Background And Objective: Few data are available on the efficacy of noninvasive ventilation (NIV) in postoperative patients with acute respiratory failure (ARF).
Methods: Seventy-two patients coming from the surgical wards with postoperative ARF were retrospectively evaluated. The major characteristics of patients who were intubated were compared with the characteristics of those who were not after a trial of NIV. Predictive factors for failure of NIV were analysed.

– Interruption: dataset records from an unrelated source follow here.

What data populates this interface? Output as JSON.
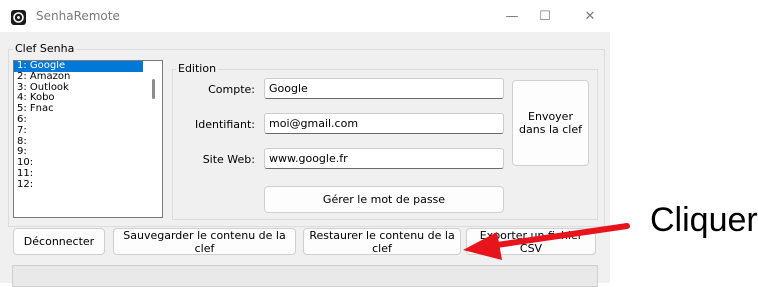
{
  "window": {
    "title": "SenhaRemote",
    "controls": [
      "—",
      "☐",
      "✕"
    ]
  },
  "clef_group": {
    "label": "Clef Senha"
  },
  "list": {
    "items": [
      "1: Google",
      "2: Amazon",
      "3: Outlook",
      "4: Kobo",
      "5: Fnac",
      "6:",
      "7:",
      "8:",
      "9:",
      "10:",
      "11:",
      "12:"
    ],
    "selected_index": 0
  },
  "edition": {
    "label": "Edition",
    "compte_label": "Compte:",
    "compte_value": "Google",
    "identifiant_label": "Identifiant:",
    "identifiant_value": "moi@gmail.com",
    "site_label": "Site Web:",
    "site_value": "www.google.fr",
    "envoyer_label": "Envoyer\ndans la clef",
    "gerer_label": "Gérer le mot de passe"
  },
  "bottom": {
    "deconnecter": "Déconnecter",
    "sauvegarder": "Sauvegarder le contenu de la clef",
    "restaurer": "Restaurer le contenu de la clef",
    "exporter": "Exporter un fichier CSV"
  },
  "annotation": {
    "text": "Cliquer",
    "arrow_color": "#e8141b"
  }
}
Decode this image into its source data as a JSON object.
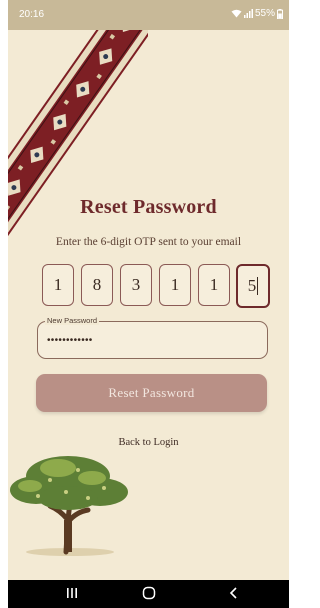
{
  "status_bar": {
    "time": "20:16",
    "battery": "55%"
  },
  "screen": {
    "title": "Reset Password",
    "subtitle": "Enter the 6-digit OTP sent to your email"
  },
  "otp": {
    "digits": [
      "1",
      "8",
      "3",
      "1",
      "1",
      "5"
    ],
    "active_index": 5
  },
  "new_password": {
    "label": "New Password",
    "value": "••••••••••••"
  },
  "reset_button": {
    "label": "Reset Password"
  },
  "back_link": {
    "label": "Back to Login"
  },
  "colors": {
    "background": "#f3ead4",
    "title": "#6e2a2c",
    "button": "#b99086",
    "otp_border": "#8b5a56"
  },
  "icons": {
    "wifi": "wifi-icon",
    "signal": "signal-icon",
    "battery": "battery-icon",
    "nav_recent": "recent-apps-icon",
    "nav_home": "home-icon",
    "nav_back": "back-icon"
  }
}
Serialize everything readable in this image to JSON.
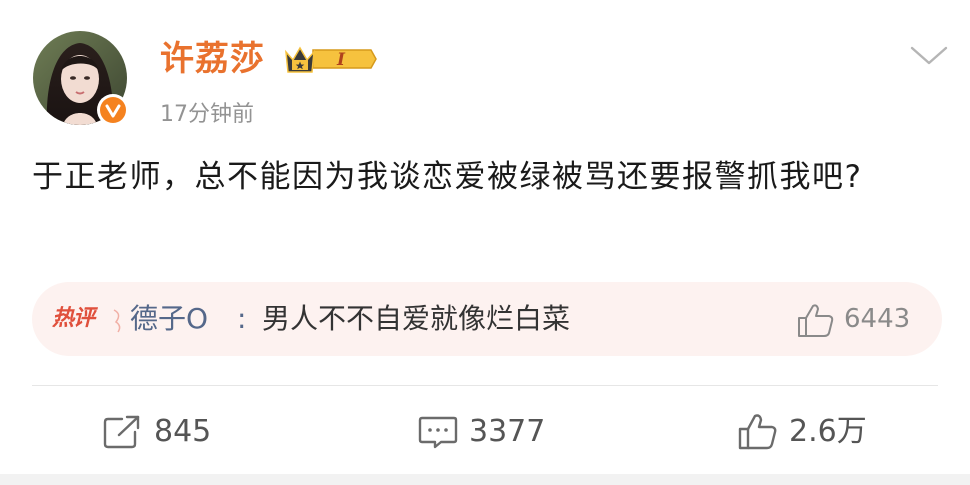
{
  "post": {
    "author": {
      "name": "许荔莎",
      "badge_level": "I",
      "verified": true
    },
    "time": "17分钟前",
    "text": "于正老师，总不能因为我谈恋爱被绿被骂还要报警抓我吧?"
  },
  "hot_comment": {
    "tag": "热评",
    "author": "德子O",
    "colon": ":",
    "text": "男人不不自爱就像烂白菜",
    "likes": "6443"
  },
  "actions": {
    "repost_count": "845",
    "comment_count": "3377",
    "like_count": "2.6万"
  },
  "colors": {
    "name": "#e9722e",
    "hot_tag": "#e0503c",
    "comment_author": "#55688a",
    "hot_bg": "#fdf2f0",
    "verified": "#f5821f"
  },
  "icons": {
    "more": "chevron-down-icon",
    "verified": "verified-badge-icon",
    "vip": "crown-badge-icon",
    "repost": "repost-icon",
    "comment": "comment-icon",
    "like": "thumbs-up-icon"
  }
}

Results: Out of 72 patients with ARF after surgery who were treated with NIV, 42 avoided intubation (58%). On a univariate analysis, a decrease in the paO2/FiO2 ratio after 1 h of NIV (223 +/- 84 to 160 +/- 68 mmHg, P < 0.05) was associated with NIV failure and need for tracheal intubation because of nosocomial pneumonia and an increased simplified acute physiology score (SAPS) 2. In a multivariate analysis, nosocomial pneumonia [odds ratio (OR) 4.189; 95% confidence interval (CI) 1.383-12.687] and SAPS 2 higher than 35 (OR 4.969; 95% CI 1.627-15.172) were independent predictive factors of NIV failure. NIV success was associated with a reduced ICU stay (16.8 vs. 26.1 days, P < 0.001).
Conclusion: NIV could be considered in postoperative patients who presented with ARF. Nosocomial pneumonia is predictive of NIV failure.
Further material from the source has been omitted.